Personal information
- Born: January 21, 1980 (age 46) Seattle, Washington, U.S.
- Listed height: 6 ft 8 in (2.03 m)
- Listed weight: 220 lb (100 kg)

Career information
- High school: O'Dea (Seattle, Washington)
- College: UConn (1999–2000); Washington (2001–2003);
- NBA draft: 2003: undrafted
- Playing career: 2003–2008
- Position: Small forward
- Number: 24

Career history
- 2005: Njarðvík
- 2005: Mornar Bar
- 2007–2008: DB Promy

Career highlights
- First-team All-Pac-12 (2002);

= Doug Wrenn =

American basketball player

Doug Wrenn (born January 21, 1980) is an American basketball player who played forward for the University of Connecticut and the University of Washington. He was named Washington High School Player of the Year in 1998.

==Career==
Wrenn led O'Dea High School to a state championship as a junior and was named Parade Magazine prep All-American as a senior. He was a former 2 time Washington player of the year.

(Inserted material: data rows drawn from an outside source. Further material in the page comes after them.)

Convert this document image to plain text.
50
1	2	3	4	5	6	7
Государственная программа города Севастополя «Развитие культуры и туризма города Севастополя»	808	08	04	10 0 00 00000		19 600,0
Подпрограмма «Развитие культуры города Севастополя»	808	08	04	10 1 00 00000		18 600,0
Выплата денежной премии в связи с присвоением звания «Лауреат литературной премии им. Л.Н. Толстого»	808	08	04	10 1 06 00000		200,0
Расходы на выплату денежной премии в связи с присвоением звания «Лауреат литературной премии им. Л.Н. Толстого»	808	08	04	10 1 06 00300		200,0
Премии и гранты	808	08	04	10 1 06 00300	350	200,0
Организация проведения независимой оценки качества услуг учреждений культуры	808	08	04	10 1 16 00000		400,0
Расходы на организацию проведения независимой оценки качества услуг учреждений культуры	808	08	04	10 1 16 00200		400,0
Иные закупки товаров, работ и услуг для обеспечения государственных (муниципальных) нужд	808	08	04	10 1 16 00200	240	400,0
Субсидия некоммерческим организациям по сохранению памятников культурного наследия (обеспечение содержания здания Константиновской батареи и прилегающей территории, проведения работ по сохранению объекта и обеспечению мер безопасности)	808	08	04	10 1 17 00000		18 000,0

He was convicted of assault in 2009. He was ranked by Complex as the 19th best player that never made it to the NBA.

==Professional career==
Wrenn signed with Úrvalsdeild karla club Njarðvík in March 2005, along with Alvin Snow, replacing Americans Anthony Lackey and Matt Sayman. He appeared in two playoff games for Njarðvík against ÍR, averaging 25.5 points and 12.5 rebounds in the 0-2 series loss.

==Personal life==
In 2021, Wrenn graduated with honors with a sociology degree from the University of Washington.